Performance
While many developers turn to Pinocchio for its fine-grained control over account fields, its true strength lies in enabling maximum performance.
In this section, we’ll explore practical strategies to achieve optimal efficiency in your Solana programs.
Superflous Checks
Developers often add extra account constraints for safety, but these can introduce unnecessary overhead. It’s important to distinguish between essential and redundant checks.
For example, when simply reading from a Token Account
or Mint
, deserialization and validation are necessary. But if these same accounts are later used in a CPI (Cross-Program Invocation), any mismatch or error will cause the instruction to fail at that point. Thus, preemptive checks can be redundant.
Similarly, verifying the "owner" of a Token Account is often superfluous; especially if the account is controlled by a PDA (Program Derived Address). If the owner is incorrect, the CPI will fail due to invalid seeds. In cases where the transfer is not executed by a PDA, you should focus on validating the recipient, particularly when depositing into a PDA-controlled account since the interested of the sender is aligned with the one of the program.
Let's take on the example of an Escrow
:
...
Associated Token Program
Associated Token Accounts
(ATAs) are convenient but come with a performance cost. Avoid enforcing their use unless absolutely necessary, and never require their creation within your instruction logic. For most scenarios, the init-if-needed
pattern adds avoidable complexity and resource usage (like in Amm instruction that are composed by router like Jupiter).
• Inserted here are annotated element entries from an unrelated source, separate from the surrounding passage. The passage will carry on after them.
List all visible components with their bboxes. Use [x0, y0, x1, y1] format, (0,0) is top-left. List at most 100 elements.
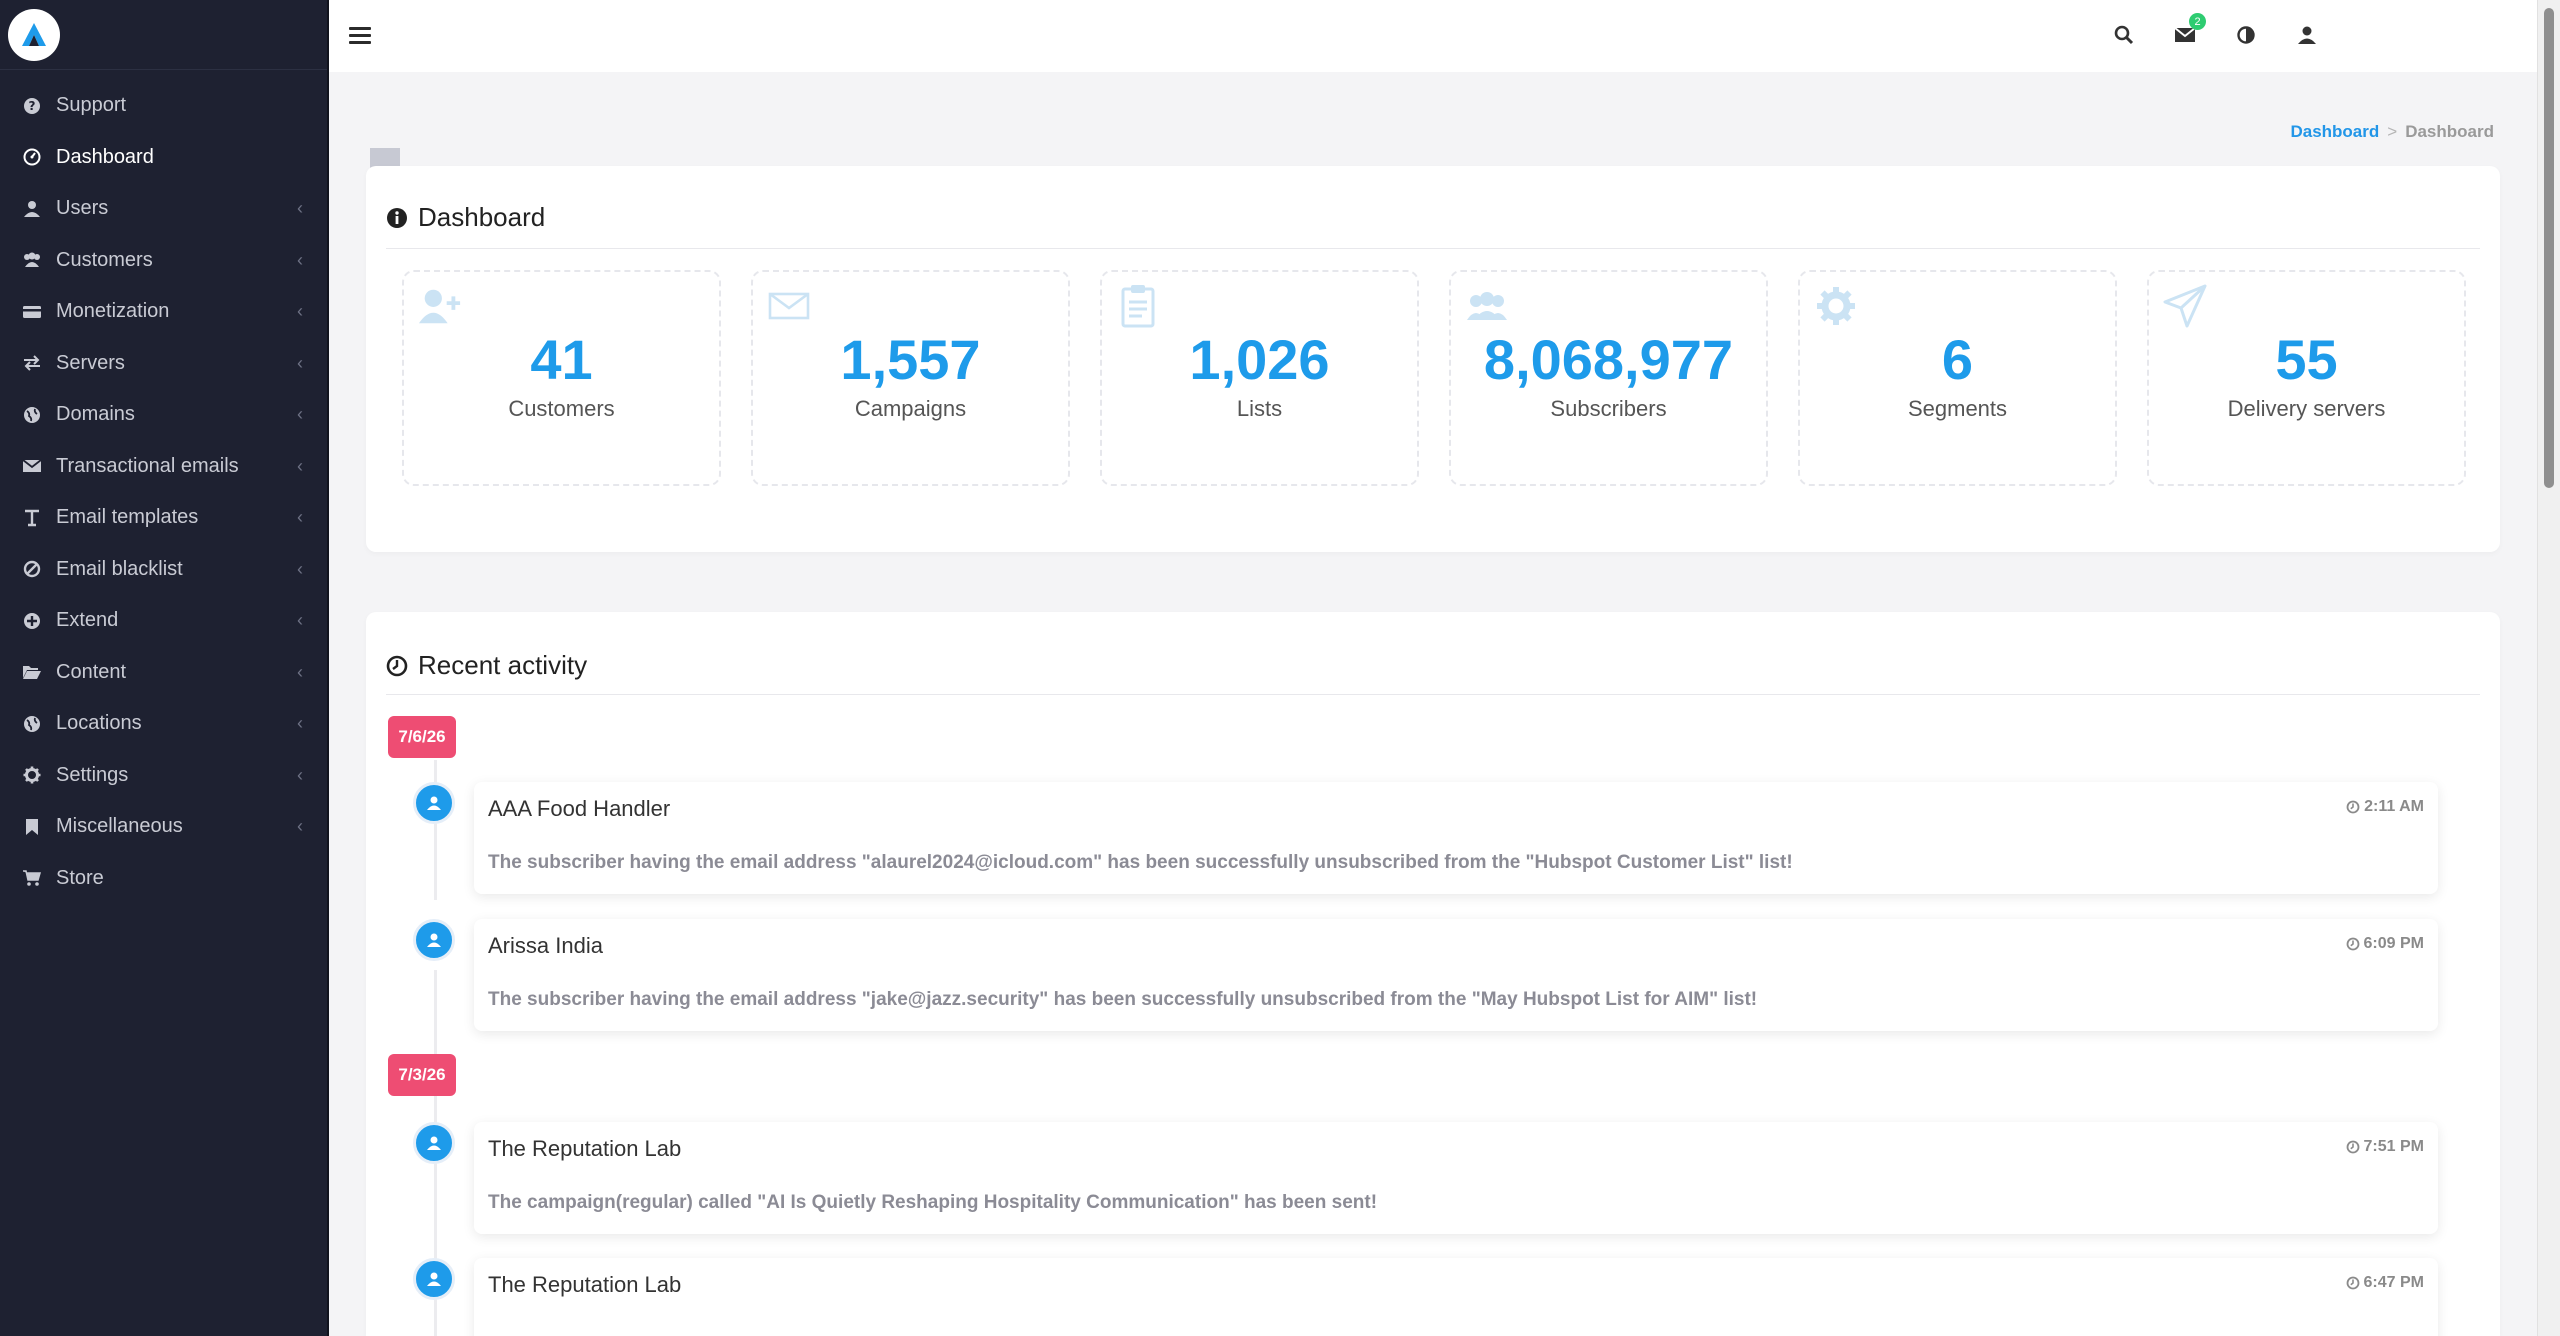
stat-label: Lists [1236, 396, 1283, 421]
cart-icon [21, 867, 43, 889]
user-avatar-icon [413, 1258, 455, 1300]
chevron-left-icon: ‹ [297, 816, 303, 837]
sidebar-item-transactional-emails[interactable]: Transactional emails ‹ [0, 441, 327, 493]
sidebar-item-domains[interactable]: Domains ‹ [0, 389, 327, 441]
chevron-left-icon: ‹ [297, 661, 303, 682]
activity-time: 7:51 PM [2346, 1138, 2424, 1156]
scrollbar-thumb[interactable] [2544, 8, 2554, 488]
messages-button[interactable]: 2 [2172, 13, 2206, 48]
globe-icon [21, 713, 43, 735]
chevron-left-icon: ‹ [297, 610, 303, 631]
sidebar-item-locations[interactable]: Locations ‹ [0, 698, 327, 750]
sidebar-item-label: Domains [56, 403, 135, 426]
sidebar-item-label: Servers [56, 351, 125, 374]
stat-value: 6 [1941, 328, 1974, 391]
sidebar-item-label: Miscellaneous [56, 815, 183, 838]
sidebar-item-email-blacklist[interactable]: Email blacklist ‹ [0, 544, 327, 596]
sidebar-item-servers[interactable]: Servers ‹ [0, 338, 327, 390]
sidebar-item-users[interactable]: Users ‹ [0, 183, 327, 235]
user-icon [21, 198, 43, 220]
activity-item[interactable]: The Reputation Lab 7:51 PM The campaign(… [474, 1122, 2438, 1234]
user-avatar-icon [413, 1122, 455, 1164]
sidebar-item-label: Support [56, 94, 127, 117]
activity-message: The subscriber having the email address … [488, 989, 1758, 1010]
stat-card-campaigns[interactable]: 1,557 Campaigns [751, 270, 1070, 486]
stat-card-customers[interactable]: 41 Customers [402, 270, 721, 486]
activity-customer-name: The Reputation Lab [488, 1272, 682, 1297]
sidebar-item-store[interactable]: Store [0, 853, 327, 905]
user-account-icon[interactable] [2294, 22, 2320, 48]
stat-value: 8,068,977 [1483, 328, 1734, 391]
activity-time-text: 6:47 PM [2363, 1274, 2424, 1291]
app-logo[interactable] [8, 8, 60, 61]
question-circle-icon: ? [21, 95, 43, 117]
activity-message: The campaign(regular) called "AI Is Quie… [488, 1192, 1378, 1213]
chevron-left-icon: ‹ [297, 558, 303, 579]
stat-label: Campaigns [854, 396, 967, 421]
user-avatar-icon [413, 782, 455, 824]
user-avatar-icon [413, 919, 455, 961]
clock-icon [386, 655, 408, 677]
activity-item[interactable]: Arissa India 6:09 PM The subscriber havi… [474, 919, 2438, 1031]
sidebar-item-extend[interactable]: Extend ‹ [0, 595, 327, 647]
bookmark-icon [21, 816, 43, 838]
sidebar-item-content[interactable]: Content ‹ [0, 647, 327, 699]
envelope-icon [767, 284, 811, 328]
breadcrumb: Dashboard > Dashboard [2290, 122, 2494, 142]
folder-open-icon [21, 661, 43, 683]
sidebar-menu: ? Support Dashboard Users ‹ Customers ‹ … [0, 70, 327, 904]
page-scrollbar[interactable] [2537, 0, 2560, 1336]
svg-text:?: ? [29, 99, 36, 113]
activity-customer-name: The Reputation Lab [488, 1136, 682, 1161]
stat-label: Customers [508, 396, 615, 421]
stat-card-lists[interactable]: 1,026 Lists [1100, 270, 1419, 486]
divider [386, 694, 2480, 695]
stat-card-segments[interactable]: 6 Segments [1798, 270, 2117, 486]
chevron-left-icon: ‹ [297, 249, 303, 270]
sidebar-item-dashboard[interactable]: Dashboard [0, 132, 327, 184]
activity-time-text: 2:11 AM [2364, 798, 2424, 815]
stat-value: 1,026 [1189, 328, 1330, 391]
stats-row: 41 Customers 1,557 Campaigns 1,026 Lists… [402, 270, 2466, 486]
activity-item[interactable]: AAA Food Handler 2:11 AM The subscriber … [474, 782, 2438, 894]
envelope-icon [21, 455, 43, 477]
credit-card-icon [21, 301, 43, 323]
sidebar-item-miscellaneous[interactable]: Miscellaneous ‹ [0, 801, 327, 853]
users-icon [1465, 284, 1509, 328]
activity-item[interactable]: The Reputation Lab 6:47 PM [474, 1258, 2438, 1336]
sidebar-item-label: Monetization [56, 300, 170, 323]
menu-toggle-icon[interactable] [349, 22, 371, 48]
info-circle-icon [386, 207, 408, 229]
breadcrumb-separator: > [2387, 122, 2398, 141]
stat-card-subscribers[interactable]: 8,068,977 Subscribers [1449, 270, 1768, 486]
sidebar-item-email-templates[interactable]: Email templates ‹ [0, 492, 327, 544]
sidebar-item-label: Transactional emails [56, 454, 239, 477]
sidebar-item-label: Settings [56, 763, 129, 786]
users-icon [21, 249, 43, 271]
sidebar-item-settings[interactable]: Settings ‹ [0, 750, 327, 802]
breadcrumb-dashboard-link[interactable]: Dashboard [2290, 122, 2379, 142]
divider [386, 248, 2480, 249]
stat-value: 55 [2275, 328, 2338, 391]
theme-toggle-icon[interactable] [2233, 22, 2259, 48]
chevron-left-icon: ‹ [297, 352, 303, 373]
sidebar-item-customers[interactable]: Customers ‹ [0, 235, 327, 287]
stat-value: 1,557 [840, 328, 981, 391]
clock-icon [2346, 937, 2359, 951]
date-tag: 7/3/26 [388, 1054, 456, 1096]
sidebar-item-label: Email templates [56, 506, 199, 529]
activity-message: The subscriber having the email address … [488, 852, 1793, 873]
sidebar-item-monetization[interactable]: Monetization ‹ [0, 286, 327, 338]
dashboard-heading: Dashboard [386, 202, 545, 233]
stat-card-delivery-servers[interactable]: 55 Delivery servers [2147, 270, 2466, 486]
plus-circle-icon [21, 610, 43, 632]
chevron-left-icon: ‹ [297, 713, 303, 734]
sidebar-item-label: Locations [56, 712, 142, 735]
sidebar-item-label: Email blacklist [56, 557, 183, 580]
ban-icon [21, 558, 43, 580]
activity-time: 2:11 AM [2346, 798, 2424, 816]
topbar: 2 [329, 0, 2537, 72]
sidebar-item-support[interactable]: ? Support [0, 80, 327, 132]
search-icon[interactable] [2111, 22, 2137, 48]
paper-plane-icon [2163, 284, 2207, 328]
If your program relies on ATAs, ensure they are created externally. Within your program, verify their correctness by deriving the expected address directly like this:
let (associated_token_account, _) = find_program_address(
&[
self.accounts.owner.key(),
self.accounts.token_program.key(),
self.accounts.mint.key(),
],
&pinocchio_associated_token_account::ID,
);
By minimizing unnecessary checks and account requirements, you reduce compute costs and streamline your program’s execution; unlocking the full performance potential of native solana development.
Perf Flag
Rust’s feature flags provide a powerful way to conditionally compile code, enabling you to toggle functionality for different build profiles; such as development, testing, or maximum performance in production.
This is especially useful in Solana programs, where every compute unit counts.
Setting Up Feature Flags
Feature flags are defined in your Cargo.toml
file under the [features]
section. For example, you might want a perf
flag that enables performance optimizations by disabling logging and extra checks:
[features]
default = ["perf"]
perf = []
Here, the perf feature is enabled by default, but you can override it when building or testing.
Using Feature Flags in Code
You can use Rust’s conditional compilation attributes to include or exclude code based on the active feature. For example:
pub fn process(ctx: Context<'info>) -> ProgramResult {
#[cfg(not(feature = "perf"))]
sol_log("Create Class");
Self::try_from(ctx)?.execute()
}
Most programs return the name of the instruction as a log to make debugging easier and to ensure that the correct instruction is called.
However, this is expensive and not actually needed except to make the explorer more readable and to enhance debugging.
#[cfg(not(feature = "perf"))]
if name.len() > MAX_NAME_LEN {
return Err(ProgramError::InvalidArgument);
}
Another example is the superfluous checks discussed earlier.
If we know that our instruction is safe without these checks, we shouldn’t make them the default, but instead hide them behind a flag.
Building with Different Flags
To build your program with or without the perf
feature, use:
- With performance optimizations (default):
cargo build-bpf
- With extra checks and logging:
cargo build-bpf --no-default-features
This approach allows you to maintain a single codebase that can be tuned for development safety or production speed simply by toggling a feature flag.